Once you’ve familiarised yourself with the way gold flake affects your baking, you can move onto gold leaf.

Preparations

You need to pick a cool, dry and still environment in which to work. Heat, moisture and breeziness can all make it difficult to work with a leaf of gold as it will be inclined to fold, wrinkle or break. Some patissiers do their gold work in a chill room, just to avoid damaging the gold. Make sure your hands are dry and cool and that your equipment is dry too.

Equipment

  • Food quality gold leaf
  • A soft pointed tip paintbrush, well washed
  • A flat topped brush (similar to a blusher brush) or a small fan brush
  • Cotton gloves
  • Greaseproof paper
  • 125ml of water with 1 teaspoon of icing sugar dissolved in it
  • Sharp knife
  • Butter knife.

Method

Decide what food you are going to coat – it can be easiest to start with something cool, dry and regular in shape such as an almond.

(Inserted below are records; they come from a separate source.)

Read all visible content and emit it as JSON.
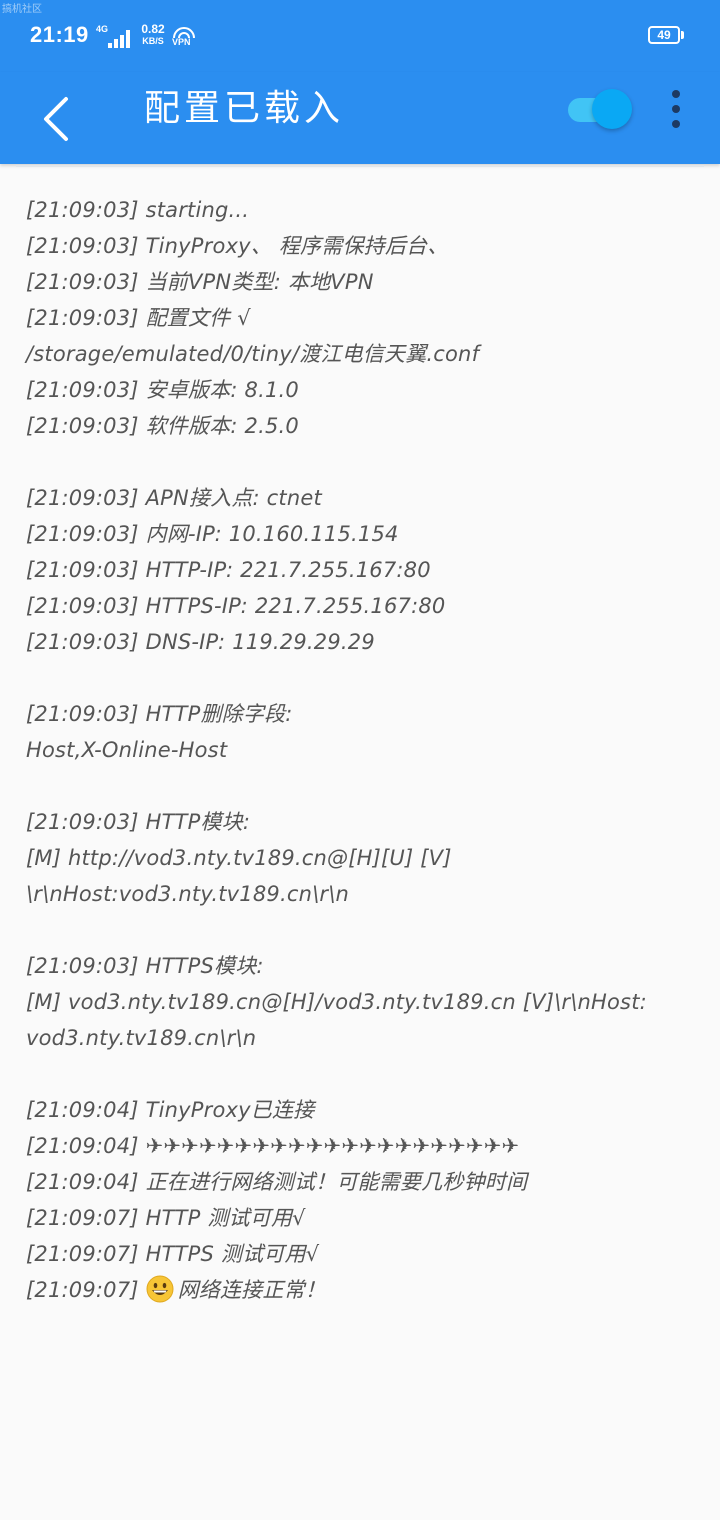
{
  "status_bar": {
    "watermark": "搞机社区",
    "time": "21:19",
    "network_type": "4G",
    "speed_value": "0.82",
    "speed_unit": "KB/S",
    "vpn_label": "VPN",
    "battery_level": "49"
  },
  "toolbar": {
    "title": "配置已载入",
    "vpn_toggle_on": true,
    "colors": {
      "bar": "#2b8ef0",
      "toggle_track": "#41c4f5",
      "toggle_thumb": "#0aa8f4",
      "menu_dots": "#1d3a63"
    }
  },
  "log": {
    "lines": [
      "[21:09:03] starting...",
      "[21:09:03] TinyProxy、 程序需保持后台、",
      "[21:09:03] 当前VPN类型: 本地VPN",
      "[21:09:03] 配置文件 √",
      "/storage/emulated/0/tiny/渡江电信天翼.conf",
      "[21:09:03] 安卓版本: 8.1.0",
      "[21:09:03] 软件版本: 2.5.0",
      "",
      "[21:09:03] APN接入点: ctnet",
      "[21:09:03] 内网-IP: 10.160.115.154",
      "[21:09:03] HTTP-IP: 221.7.255.167:80",
      "[21:09:03] HTTPS-IP: 221.7.255.167:80",
      "[21:09:03] DNS-IP: 119.29.29.29",
      "",
      "[21:09:03] HTTP删除字段:",
      "Host,X-Online-Host",
      "",
      "[21:09:03] HTTP模块:",
      "[M] http://vod3.nty.tv189.cn@[H][U] [V]",
      "\\r\\nHost:vod3.nty.tv189.cn\\r\\n",
      "",
      "[21:09:03] HTTPS模块:",
      "[M] vod3.nty.tv189.cn@[H]/vod3.nty.tv189.cn [V]\\r\\nHost:",
      "vod3.nty.tv189.cn\\r\\n",
      "",
      "[21:09:04] TinyProxy已连接",
      "[21:09:04] ✈✈✈✈✈✈✈✈✈✈✈✈✈✈✈✈✈✈✈✈✈",
      "[21:09:04] 正在进行网络测试！可能需要几秒钟时间",
      "[21:09:07] HTTP 测试可用√",
      "[21:09:07] HTTPS 测试可用√"
    ],
    "last_line_prefix": "[21:09:07] ",
    "last_line_emoji": "grinning-face-emoji",
    "last_line_text": "网络连接正常！"
  }
}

Put the food item on the greaseproof paper and put on a pair of thin cotton gloves. Using the pointed brush, gently apply some sugar water to every surface to be coated.

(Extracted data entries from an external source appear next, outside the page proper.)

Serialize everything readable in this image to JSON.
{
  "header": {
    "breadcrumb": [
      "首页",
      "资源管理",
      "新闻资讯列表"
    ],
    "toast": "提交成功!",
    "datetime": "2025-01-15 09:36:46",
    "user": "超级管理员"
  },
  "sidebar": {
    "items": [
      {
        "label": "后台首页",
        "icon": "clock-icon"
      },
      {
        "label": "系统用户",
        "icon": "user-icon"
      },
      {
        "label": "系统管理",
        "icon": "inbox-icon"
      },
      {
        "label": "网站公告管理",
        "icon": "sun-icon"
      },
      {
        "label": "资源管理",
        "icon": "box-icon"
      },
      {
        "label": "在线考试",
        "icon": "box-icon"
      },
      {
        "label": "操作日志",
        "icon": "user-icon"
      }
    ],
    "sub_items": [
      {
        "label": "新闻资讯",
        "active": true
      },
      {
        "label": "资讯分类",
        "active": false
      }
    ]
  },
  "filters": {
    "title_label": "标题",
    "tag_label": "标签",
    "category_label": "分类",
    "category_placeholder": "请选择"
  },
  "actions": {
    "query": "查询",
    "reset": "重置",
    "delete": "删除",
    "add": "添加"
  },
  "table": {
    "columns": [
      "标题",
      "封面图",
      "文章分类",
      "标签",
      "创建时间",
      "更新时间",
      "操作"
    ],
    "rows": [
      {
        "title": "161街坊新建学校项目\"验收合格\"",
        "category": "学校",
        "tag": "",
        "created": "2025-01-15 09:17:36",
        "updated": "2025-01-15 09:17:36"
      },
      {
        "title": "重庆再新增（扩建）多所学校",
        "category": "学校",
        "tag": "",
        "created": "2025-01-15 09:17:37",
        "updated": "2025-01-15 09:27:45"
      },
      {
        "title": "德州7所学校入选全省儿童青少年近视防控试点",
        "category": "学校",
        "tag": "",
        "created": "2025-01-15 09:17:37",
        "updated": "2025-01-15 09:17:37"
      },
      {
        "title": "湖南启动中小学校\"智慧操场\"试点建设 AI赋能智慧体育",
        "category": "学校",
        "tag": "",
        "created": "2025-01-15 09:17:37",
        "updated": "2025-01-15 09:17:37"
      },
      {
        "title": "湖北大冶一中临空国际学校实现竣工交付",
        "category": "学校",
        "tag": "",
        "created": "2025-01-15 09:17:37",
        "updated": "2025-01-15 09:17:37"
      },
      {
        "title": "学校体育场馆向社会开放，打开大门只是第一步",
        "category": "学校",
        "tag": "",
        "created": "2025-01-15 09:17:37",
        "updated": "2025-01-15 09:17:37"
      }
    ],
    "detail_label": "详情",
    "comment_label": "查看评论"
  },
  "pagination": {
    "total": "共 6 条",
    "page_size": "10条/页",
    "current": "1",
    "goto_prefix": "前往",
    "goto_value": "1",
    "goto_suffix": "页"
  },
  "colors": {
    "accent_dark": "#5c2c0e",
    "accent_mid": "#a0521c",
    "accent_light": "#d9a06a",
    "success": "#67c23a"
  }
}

With the knife, cut a piece of gold leaf large enough to cover the item to be gilded. If your leaf has an adhesive backing, peel it up before cutting, if it is simply layered between rough paper, cut before lifting. Lift the cut gold leaf using the tip of the sharp knife to lay it on the blade of the butter knife.

Moving slowly, so that it does not blow off the knife, lower the gold leaf onto the nut. Tap very lightly with the flat topped brush to get the gold leaf to adhere to the top surface of the nut and then turn the food item over, using the sharp knife, and with the blunt knife and the brush, press the loose gold leaf down over the underside of the nut. Tap gently with the brush to ensure the gilding sticks to the sugar water.

Once you are sure the gold leaf has fully adhered to the food, you can burnish it, using the brush to polish the gold to a high lustre.

Cake Techniques

There are many ways to use edible gold leaf in Cake Decoration – one of the most striking is to gild certain items, such as violets, grapes, rose petals, and to intermingle them with ungilded ones to obtain a contrast.

Alternatively, gold leaf can be applied crusting Icing Types, but it’s not really suitable for fondant work, as the residual moisture in fondant icing can cause beads of moisture to swell up under the gilding like blisters.

Gold leaf works particularly well with white icing or black, but can fail to have much of an impact with yellow toned cake icing.